In my sweet, romantic comedy, A Groom for Mama, Chinese food figures prominently. In fact, a Chinese meal—moo shu pork to be exact—is what the heroine Allison and the hero Jack were eating when they broke up.
I have to admit, before writing this book I’d never eaten mu shoo pork, mostly because of the pancakes—I avoid eating too many carbs. But I liked the way the word rolled off my tongue, so I included it in my story. My favorite Chinese dish is Wor Sue Gai, which is widely believed to be a Cantonese American-inspired Chinese dish that originated in Columbus, Ohio. I used to stop at a Chinese restaurant when I worked in downtown and go for lunch and order Wor Sue Gai. Wor Sue Gai, literally means “wok seared chicken.” It’s basically cooked chicken which is deboned, breaded and then fried, with a gravy sauce drizzled over the lettuce, almonds, and anything else on the plate. Yum gravy and chicken. For a girl raised on county food, what’s not to like? It’s been a long time since I’ve had that particular dish, mostly because no one in my area serves it any more.

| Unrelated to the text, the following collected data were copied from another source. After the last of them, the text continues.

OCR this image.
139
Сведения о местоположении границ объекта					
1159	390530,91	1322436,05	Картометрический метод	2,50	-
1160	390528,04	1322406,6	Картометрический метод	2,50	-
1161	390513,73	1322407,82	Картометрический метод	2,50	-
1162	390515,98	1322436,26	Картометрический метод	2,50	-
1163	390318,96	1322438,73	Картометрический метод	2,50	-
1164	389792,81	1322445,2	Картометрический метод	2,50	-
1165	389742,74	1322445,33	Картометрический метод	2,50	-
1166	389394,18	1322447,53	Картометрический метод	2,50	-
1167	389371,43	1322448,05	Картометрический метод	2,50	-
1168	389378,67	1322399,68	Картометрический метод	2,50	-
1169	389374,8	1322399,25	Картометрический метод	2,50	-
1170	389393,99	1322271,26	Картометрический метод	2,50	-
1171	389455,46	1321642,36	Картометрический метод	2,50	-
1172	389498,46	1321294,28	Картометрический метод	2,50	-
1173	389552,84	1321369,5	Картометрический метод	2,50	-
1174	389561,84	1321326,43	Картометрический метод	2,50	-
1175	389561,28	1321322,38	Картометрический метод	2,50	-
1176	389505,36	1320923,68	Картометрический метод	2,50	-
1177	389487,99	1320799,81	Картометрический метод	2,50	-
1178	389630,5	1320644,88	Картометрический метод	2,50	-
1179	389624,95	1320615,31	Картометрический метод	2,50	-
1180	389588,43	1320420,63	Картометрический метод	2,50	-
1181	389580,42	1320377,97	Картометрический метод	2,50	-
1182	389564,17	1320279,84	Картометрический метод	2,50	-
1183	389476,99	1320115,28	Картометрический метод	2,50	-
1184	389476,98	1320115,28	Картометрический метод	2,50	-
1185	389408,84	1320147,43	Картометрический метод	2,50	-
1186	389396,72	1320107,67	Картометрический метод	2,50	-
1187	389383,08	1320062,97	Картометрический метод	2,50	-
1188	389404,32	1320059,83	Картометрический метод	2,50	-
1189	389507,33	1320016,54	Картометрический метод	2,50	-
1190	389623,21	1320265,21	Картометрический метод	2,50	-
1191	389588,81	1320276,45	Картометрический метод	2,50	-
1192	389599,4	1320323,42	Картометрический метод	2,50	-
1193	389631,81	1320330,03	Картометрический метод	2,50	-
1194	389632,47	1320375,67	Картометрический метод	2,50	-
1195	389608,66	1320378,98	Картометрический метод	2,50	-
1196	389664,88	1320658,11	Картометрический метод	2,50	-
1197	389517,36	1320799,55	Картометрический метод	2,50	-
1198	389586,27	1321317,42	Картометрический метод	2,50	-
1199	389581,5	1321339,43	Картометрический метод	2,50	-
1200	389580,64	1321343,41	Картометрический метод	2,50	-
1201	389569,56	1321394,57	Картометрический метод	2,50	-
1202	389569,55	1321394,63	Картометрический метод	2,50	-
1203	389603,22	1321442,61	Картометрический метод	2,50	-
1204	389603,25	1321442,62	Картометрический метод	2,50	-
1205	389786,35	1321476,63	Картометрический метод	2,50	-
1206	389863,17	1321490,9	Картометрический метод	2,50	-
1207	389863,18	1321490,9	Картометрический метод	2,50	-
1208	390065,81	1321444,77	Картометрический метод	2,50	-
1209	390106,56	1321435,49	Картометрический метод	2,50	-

When we were first married we ate a lot of La Choy Chop Suey. Now if I do Chinese, it’s a quick stir fry full of veggies. I do love the stir fry at the local homestyle diner in our little town.
1-2 crushed garlic cloves
salt and pepper to taste
2-4 green onions, chopped
½ box fresh mushrooms, or one can of mushrooms, sliced
1 can sliced water chestnuts, cut into sticks
4 low-carb pancakes or low carb tortillas
Mix marinade ingredients and place marinade and sliced pork in a closable, plastic bag. While you chop remaining ingredients, marinade the pork. Discard marinade and stir fry pork over high heat in about 1 ½ teaspoons of oil until lightly browned. When the pork is cooked, remove from the pan and set aside. Add 1 ½ teaspoons more oil to the pan and scramble 2 eggs to soft set stage. Push eggs to side of pan and add sliced mushrooms, sliced green onions, sliced stems and leaves bok choy, and water chestnuts. Stir fry until mushrooms are cooked and bok choy has wilted and vegetables are heated through. Add pork and stir all ingredients together.